4. Validate all candidates.

Here’s another temptation to resist - relying on a single manager’s recommendation of a candidate’s future potential.  Leverage clear criteria for selection, using multi-source input and assessments to better and more objectively validate an employee’s inclusion in the talent pool for more demanding and responsible positions.  Gather managers of similar employees together and have them, share their observations, assessments, and comments on each of the proposed candidates.  Leverage potential assessments widely available in the marketplace. Observe and evaluate targeted employees’ behavior, contributions, and performance in professional or management development programs as indicators of learning agility, openness to new or innovative ideas, and quality of interpersonal skills.

5. Go deep into the organization.  

Identify high potentials earlier in their tenure, especially if they are considered flight risks. High performers who display leadership capabilities, coaching behaviors, advanced or innovative thinking, problem-solving skills, resourcefulness, high emotional intelligence, and the like can be future star people or technical leaders. Such behaviors and capabilities can be seen in performance reviews, project team performance, learning program participation, employee committee or community volunteering activities, etc.  Even college hires who were active in social or student-based organizations while in school or participate in company-sponsored events and groups can be viewed positively as future potential leaders and contributors.

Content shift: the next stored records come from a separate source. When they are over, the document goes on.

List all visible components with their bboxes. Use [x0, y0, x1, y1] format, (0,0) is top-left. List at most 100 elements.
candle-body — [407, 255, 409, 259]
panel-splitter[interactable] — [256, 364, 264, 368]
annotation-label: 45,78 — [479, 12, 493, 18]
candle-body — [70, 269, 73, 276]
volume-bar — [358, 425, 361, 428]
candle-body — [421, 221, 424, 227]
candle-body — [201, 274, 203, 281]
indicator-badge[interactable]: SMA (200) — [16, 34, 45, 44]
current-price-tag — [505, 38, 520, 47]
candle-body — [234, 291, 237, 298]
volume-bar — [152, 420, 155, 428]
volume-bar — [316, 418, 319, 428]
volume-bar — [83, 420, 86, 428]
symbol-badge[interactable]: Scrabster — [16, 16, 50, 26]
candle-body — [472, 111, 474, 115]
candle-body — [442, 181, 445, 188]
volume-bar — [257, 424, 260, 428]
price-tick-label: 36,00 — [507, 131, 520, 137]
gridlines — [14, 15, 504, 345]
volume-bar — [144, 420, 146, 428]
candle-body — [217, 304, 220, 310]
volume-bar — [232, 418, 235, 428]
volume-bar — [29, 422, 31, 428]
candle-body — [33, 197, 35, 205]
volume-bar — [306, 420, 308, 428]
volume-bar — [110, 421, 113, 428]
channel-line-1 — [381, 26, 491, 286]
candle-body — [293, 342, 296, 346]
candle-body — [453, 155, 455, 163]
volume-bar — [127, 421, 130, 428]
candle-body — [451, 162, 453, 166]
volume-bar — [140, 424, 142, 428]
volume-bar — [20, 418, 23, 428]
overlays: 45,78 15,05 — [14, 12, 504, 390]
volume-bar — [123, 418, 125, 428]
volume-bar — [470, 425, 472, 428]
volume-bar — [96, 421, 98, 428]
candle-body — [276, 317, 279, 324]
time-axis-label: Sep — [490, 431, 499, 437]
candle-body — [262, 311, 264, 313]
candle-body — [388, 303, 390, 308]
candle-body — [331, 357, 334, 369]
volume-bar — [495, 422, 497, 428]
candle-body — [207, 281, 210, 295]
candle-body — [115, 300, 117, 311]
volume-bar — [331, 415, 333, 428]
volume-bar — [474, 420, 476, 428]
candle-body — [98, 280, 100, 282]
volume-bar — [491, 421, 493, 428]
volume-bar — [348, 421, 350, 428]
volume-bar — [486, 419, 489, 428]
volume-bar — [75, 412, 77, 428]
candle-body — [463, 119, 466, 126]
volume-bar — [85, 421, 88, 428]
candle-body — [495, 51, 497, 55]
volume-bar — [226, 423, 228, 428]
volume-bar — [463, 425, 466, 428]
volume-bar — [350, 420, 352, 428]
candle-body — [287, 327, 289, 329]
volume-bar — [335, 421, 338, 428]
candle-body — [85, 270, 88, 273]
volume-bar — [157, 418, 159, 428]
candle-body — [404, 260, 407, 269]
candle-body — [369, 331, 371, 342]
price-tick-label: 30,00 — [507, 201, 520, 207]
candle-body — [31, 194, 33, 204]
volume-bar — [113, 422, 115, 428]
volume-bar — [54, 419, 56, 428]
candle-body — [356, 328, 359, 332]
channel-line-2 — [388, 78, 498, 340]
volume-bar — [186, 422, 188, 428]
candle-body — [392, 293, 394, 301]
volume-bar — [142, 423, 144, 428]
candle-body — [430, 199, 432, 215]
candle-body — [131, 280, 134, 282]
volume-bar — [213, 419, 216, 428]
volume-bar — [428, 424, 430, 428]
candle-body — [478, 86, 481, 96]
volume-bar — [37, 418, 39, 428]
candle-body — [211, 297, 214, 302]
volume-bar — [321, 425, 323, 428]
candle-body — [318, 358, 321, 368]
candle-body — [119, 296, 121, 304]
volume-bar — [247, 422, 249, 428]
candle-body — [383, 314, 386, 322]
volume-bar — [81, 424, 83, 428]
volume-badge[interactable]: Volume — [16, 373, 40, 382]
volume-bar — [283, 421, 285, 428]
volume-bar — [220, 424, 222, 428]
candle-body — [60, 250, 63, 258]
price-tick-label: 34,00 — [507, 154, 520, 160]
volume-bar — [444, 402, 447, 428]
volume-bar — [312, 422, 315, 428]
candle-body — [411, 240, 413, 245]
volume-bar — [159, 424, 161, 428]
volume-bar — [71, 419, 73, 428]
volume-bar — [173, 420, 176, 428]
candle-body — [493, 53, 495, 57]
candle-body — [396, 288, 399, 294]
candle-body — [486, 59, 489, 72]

6. Document the plan and put it to work.

Develop plan documentation that can serve as future references when development plans are being developed, candidate slates for an open position are developed, and interviews are being conducted.  Capture employee profiles, manager comments and observations during vetting sessions, decisions made related to employee skill gaps, development plans, and mobility options for the next roles. All of these can be useful when an unexpected opening becomes available, annual employee development plans are being created, and when managers are preparing for career planning discussions.  

Succession management should be viewed as more than just an annual administrative “paper chase” that is a sign of a creeping bureaucracy.  It is instead a legitimate and powerful strategic exercise that moves well beyond the HR space into corporate strategy and operational planning.  It represents a necessary step towards maintaining a sustainable corporate presence, operational integrity, cultural durability, and the ability to execute smooth transitions as people naturally move in and out, and up and across the organization.